Last Modified: 16 Aug 2009 06:24 GMT



Zainab Salbi, a critically acclaimed author, is the founder of Women to Women International, an organisation which helps women in post conflict zones.

As an Iraqi American, women in Iraq hold a special place for Zainab.

She grew up in the shadow of Saddam Hussein, the former Iraqi president as her father was his personal pilot.

She also witnessed first hand the violence of the Iran-Iraq war and decided early on in her life that she would help other women whose lives had been torn apart by war.

She fled Iraq at the age of 19 and just a few years later, in 1993, started Women to Women International.

Her organisation has now helped more than 120,000 women in Bosnia and Herzegovina, Rwanda, Kosovo, Nigeria, Colombia, Afghanistan, Iraq, Democratic Republic of Congo and Sudan.
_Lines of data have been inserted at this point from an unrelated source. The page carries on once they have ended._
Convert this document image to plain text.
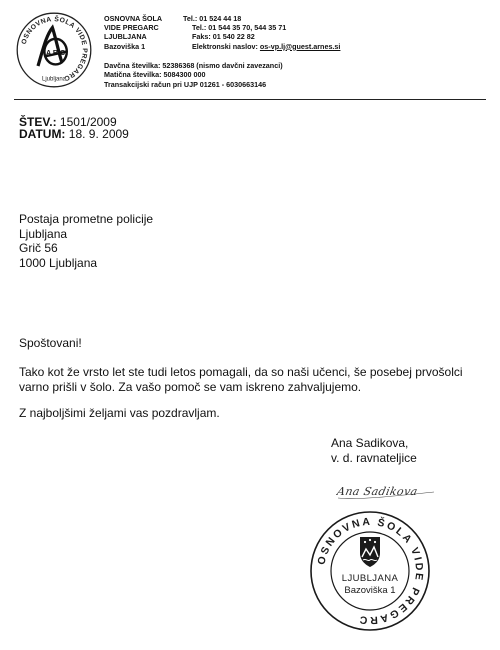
OSNOVNA ŠOLA VIDE PREGARC
Ljubljana
A B C
OSNOVNA ŠOLA
VIDE PREGARC
LJUBLJANA
Bazoviška 1
Tel.: 01 524 44 18
Tel.: 01 544 35 70, 544 35 71
Faks: 01 540 22 82
Elektronski naslov: os-vp.lj@guest.arnes.si
Davčna številka: 52386368 (nismo davčni zavezanci)
Matična številka: 5084300 000
Transakcijski račun pri UJP 01261 - 6030663146
ŠTEV.: 1501/2009
DATUM: 18. 9. 2009
Postaja prometne policije
Ljubljana
Grič 56
1000 Ljubljana
Spoštovani!
Tako kot že vrsto let ste tudi letos pomagali, da so naši učenci, še posebej prvošolci
varno prišli v šolo. Za vašo pomoč se vam iskreno zahvaljujemo.
Z najboljšimi željami vas pozdravljam.
Ana Sadikova,
v. d. ravnateljice
Ana Sadikova
OSNOVNA ŠOLA VIDE PREGARC
LJUBLJANA
Bazoviška 1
Since the US invasion of Iraq in 2003, she has made more than 20 trips to her home country to chronicle the status of women and girls. Zainab just returned from her most recent visit and reports that there have been many changes.

She is deeply concerned about the growing number of impoverished women and the effects that will have on the rates of literacy, early marriage and polygamy.

And she is shocked by a new generational development, where young women in their 20s are less educated than their own mothers and are growing up with fewer liberties.

In this special episode of Inside Iraq from Washington DC, Al Jazeera's Abderrahim Foukara discusses with Salbi the status of women and girls in Iraq today.

This episode of Inside Iraq aired from Friday, August 14, 2009.